Но тут снова диалектическая связка: строил себя сам — по своему капризному решению или под давлением внешних обстоятельств? И опять не уйти от злополучных условий времени, «когда простое проявление индивидуального своеобразия личности было совершенно нетерпимым и вызывало преследования, а покорность нравственно опустошала людей, порождала безверие в жизнь, и те, которых мучило это безверие, гонялись не столько за жизнью, сколько за смертью»408
. Дух времени роковым образом закрыл для него «назначение высокое». И чем строже человек взыскивает с самого себя, тем насущнее необходимость рассмотреть, что вынудило его уклониться от высокой цели. Пренебрегать психологическими свойствами героя было бы упрощением, но в связке с анализом социальных обстоятельств мы получаем возможность не только очертить свойства героя, но и объяснить их.Задача понять Печорина как героя времени кажется элементарно простой. Какое время изображено в книге?

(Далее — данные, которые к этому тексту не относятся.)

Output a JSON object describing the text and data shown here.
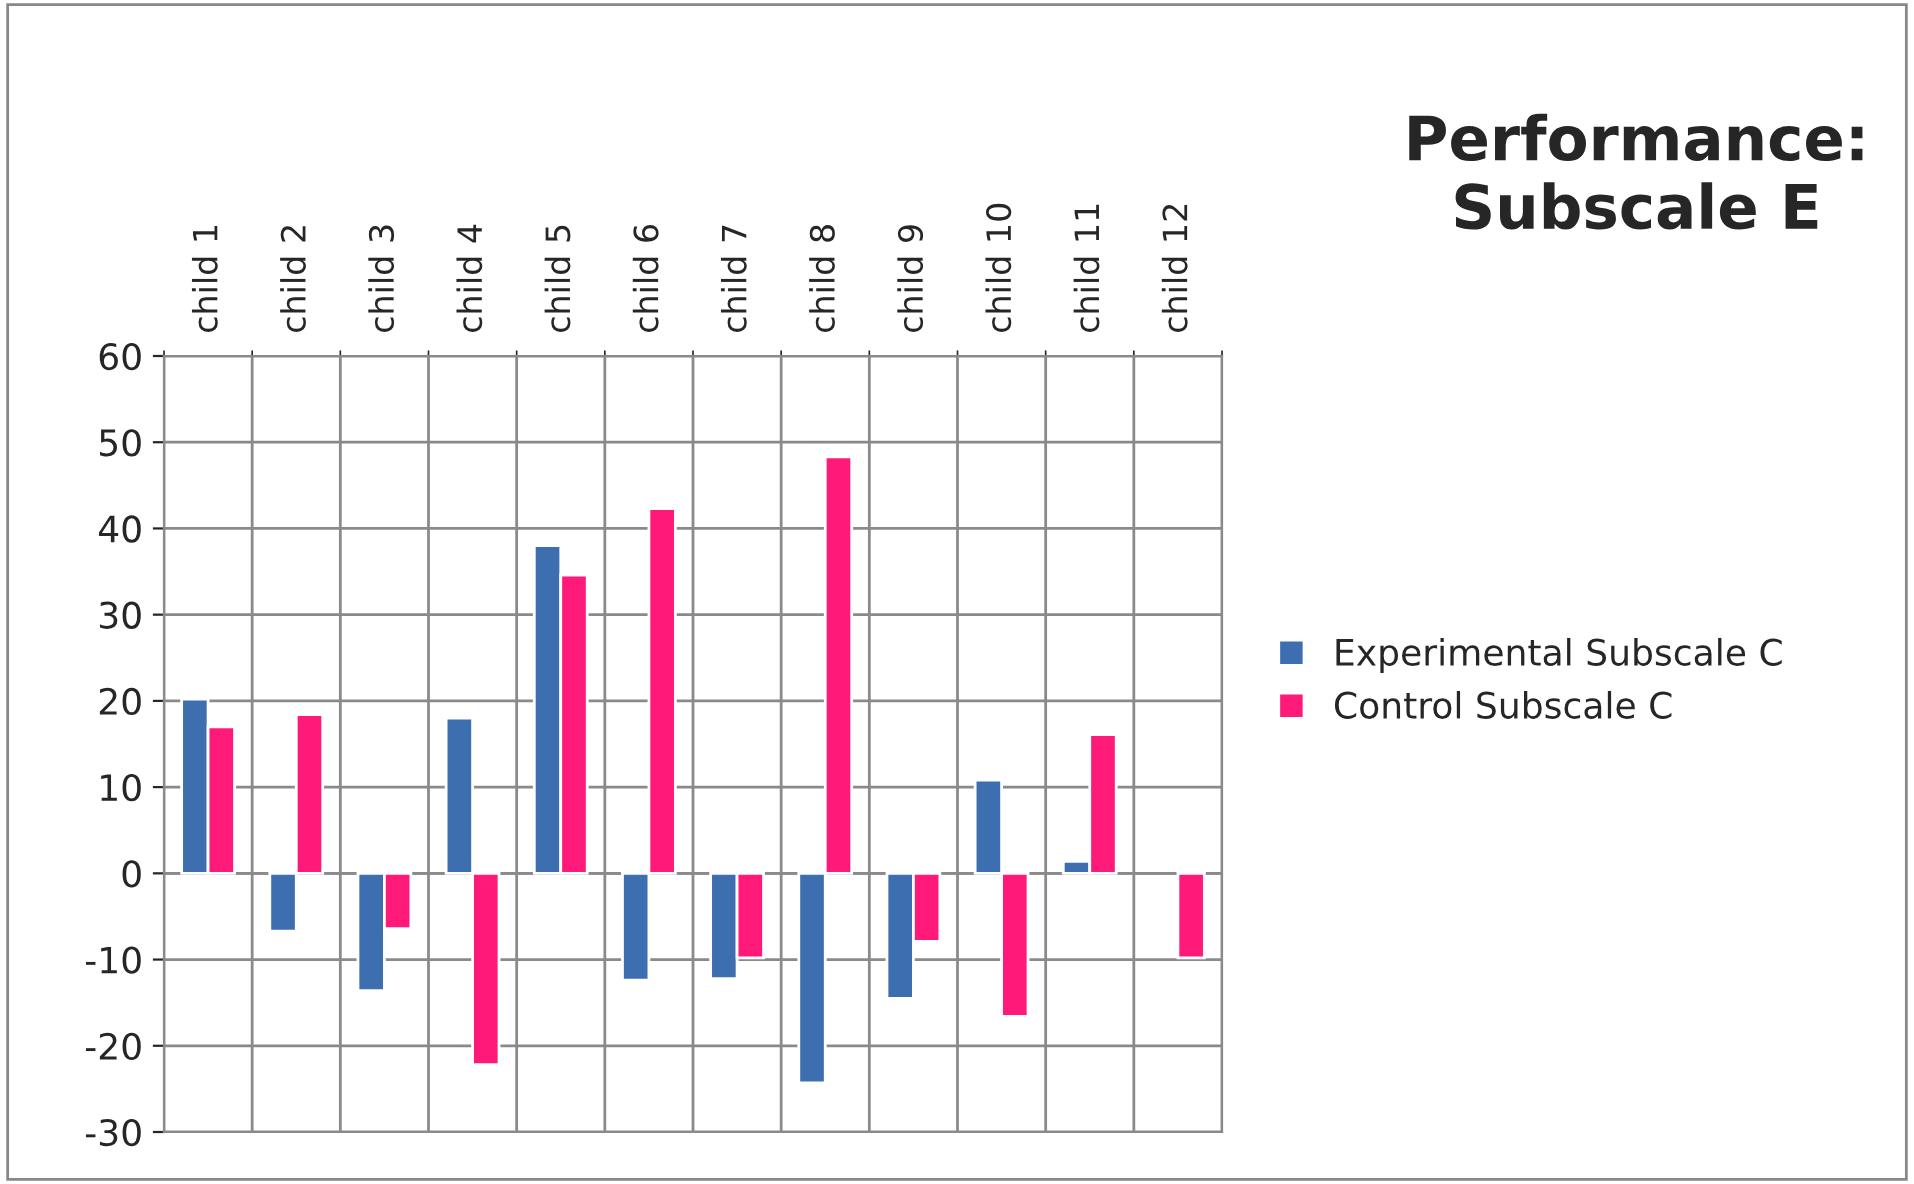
{
  "chart_data": {
    "type": "bar",
    "title": "Performance:\nSubscale E",
    "categories": [
      "child 1",
      "child 2",
      "child 3",
      "child 4",
      "child 5",
      "child 6",
      "child 7",
      "child 8",
      "child 9",
      "child 10",
      "child 11",
      "child 12"
    ],
    "series": [
      {
        "name": "Experimental Subscale C",
        "color": "#3d6fb0",
        "values": [
          20.2,
          -6.7,
          -13.6,
          18,
          38,
          -12.4,
          -12.2,
          -24.3,
          -14.5,
          10.8,
          1.4,
          null
        ]
      },
      {
        "name": "Control Subscale C",
        "color": "#ff1a7a",
        "values": [
          17,
          18.4,
          -6.4,
          -22.2,
          34.6,
          42.3,
          -9.8,
          48.3,
          -7.9,
          -16.6,
          16.1,
          -9.8
        ]
      }
    ],
    "ylim": [
      -30,
      60
    ],
    "yticks": [
      -30,
      -20,
      -10,
      0,
      10,
      20,
      30,
      40,
      50,
      60
    ],
    "grid": true,
    "legend": "right"
  }
}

Примерно то же, в какое она писалась: вторая половина 30-х годов ХIХ века. И чего голову ломать: это эпоха николаевской реакции! «Печорин — человек 1830 годов, и печать последекабрьской поры, именно того времени, когда создавался роман, лежит на нем»409
.Анализируя размышления Печорина после его необычного пари в «Фаталисте», Д. Е. Тамарченко приходит к логичному наблюдению: «Печорин думает о людях, которых Герцен впоследствии назвал “воинами-сподвижниками, вышедшими сознательно на явную гибель”. <…> Чтобы убедиться в этом, достаточно вдуматься, что и как говорится здесь о предках: они обладали убеждениями и гордостью; они знали наслаждения и страх; они были способны к великим жертвам для блага человечества»410
. Только ведь сам-то Печорин принадлежит к другому, следующему поколению, богатому «ошибками отцов и поздним их умом», или, как переводит эту поэтическую мысль на язык прозы Е. Г. Эткинд, богатому «теми иллюзиями, которым предавалось поколение декабристов и которые они хоть и поздно, но осознали»411.(А. Титов, как и другие, верно расшифровывает адресацию печоринских размышлений: «речь здесь идет, по-видимому, не столько об отдаленных древнерусских “предках”, сколько о людях 20-х годов, о декабристах, являющихся единственными деятелями русской истории (не считая одиноких фигур в ХVIII веке), о которых можно было в 30-е годы сказать, что они способны “к великим жертвам… для блага человечества”»412
. Но нет ни малейшего основания для опорного положения статьи: «Печорин — человек декабристского круга, переживший крушение своих общественных идеалов и томящийся в душной атмосфере николаевского царствования»; сама книга — «лебединая песнь декабризма и одновременно реквием, которым гениальный эпигон > дворянской революционности Лермонтов с потрясающей силой оплакал ее гибель» (с. 19). Не могу судить, конъюнктурно или по добросовестному заблуждению написана статья, но достигает она обратной цели. Присвоение звания декабриста Печорину явно не по возрасту (Максим Максимыч воспринимал его «молоденьким»); автор, видимо, хотел возвысить Печорина, но приписанным ему ренегатством фактически развенчивает героя. Реальным ссыльным декабристам, которых на Кавказе было немало, Печорин не товарищ; см. об отношении к Печорину дневник Кюхельбекера).